Twice in the 1990s, New York voters approved referendums limiting the mayor and other officeholders to two terms. There is no reason that Mr. Bloomberg could not have gone back to the voters to ask if they’d had a change of heart and would bend the system to give him a third term.

Instead, with the support of fellow billionaires and an amen chorus of newspaper editorials, he worked behind the scenes to have the City Council change the rules all on its own. It would also mean that three dozen council members scheduled to leave office at the end of next year would get a chance to stick around for an extra term. Ditto for the public advocate, the city comptroller and the five borough presidents. It is quite inclusive, the Incumbency Protection Act of 2008.

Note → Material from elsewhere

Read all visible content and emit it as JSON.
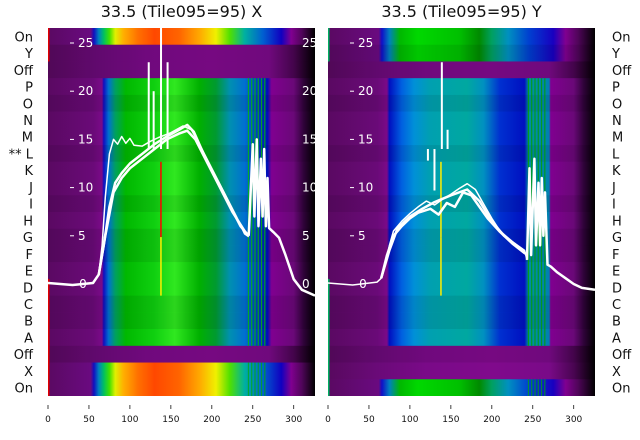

And working in tandem with the Council speaker, Christine C. Quinn, Mr. Bloomberg seems intent on pushing through this change with a minimum of public discussion. No doubt, he hopes that by the next municipal elections in November 2009, anger over this gambit will have faded and relatively few New Yorkers will resent what some now call a power grab.

Not all council members are in lockstep with this scheme. Some are sponsoring bills that would require a new plebiscite. It is “the only way to keep faith with the people,” Councilman Bill de Blasio of Brooklyn said.

For him and other public officials who rallied outside City Hall on Sunday, the issue isn’t whether or not Mr. Bloomberg has been a fine mayor. It is not even about whether term limits are good or bad, whatever their length. It is about who in a democracy gets to alter the rules on so fundamental a matter. Should it be the voters who approved them in the first place or the politicians who will benefit from the change?

The debate turns, too, on the desires and whims of a couple of billionaires: Mr. Bloomberg and Ronald S. Lauder, the cosmetics heir, who has a thing about term limits. Given Wall Street’s meltdown, this may not be the best time to argue spiritedly about how the moneyed class is a repository of wisdom.

As those at the Sunday rally saw it, this unwelcome mess did not have to be. A term-limits referendum could have easily been arranged for next month, with a high voter turnout assured thanks to the presidential election. But Mr. Bloomberg teased New Yorkers about his political intentions for so many months that time ran out on that option.

O.K., some officials said, why not hold a special election on term limits early next year? It’s doable. One argument heard against that idea is that turnouts in special elections are low. True. But are they lower than 51? “A couple of hundred thousand people voting is better than 51 council members,” said Betsy Gotbaum, the public advocate.

Those several hundred thousand won’t get the chance if Mr. Bloomberg gets his way. He seems to have a preferred French quotation of his own. His is a variation on a line attributed to Louis XV. In the Bloomberg version, it is, “Après moi, moi.”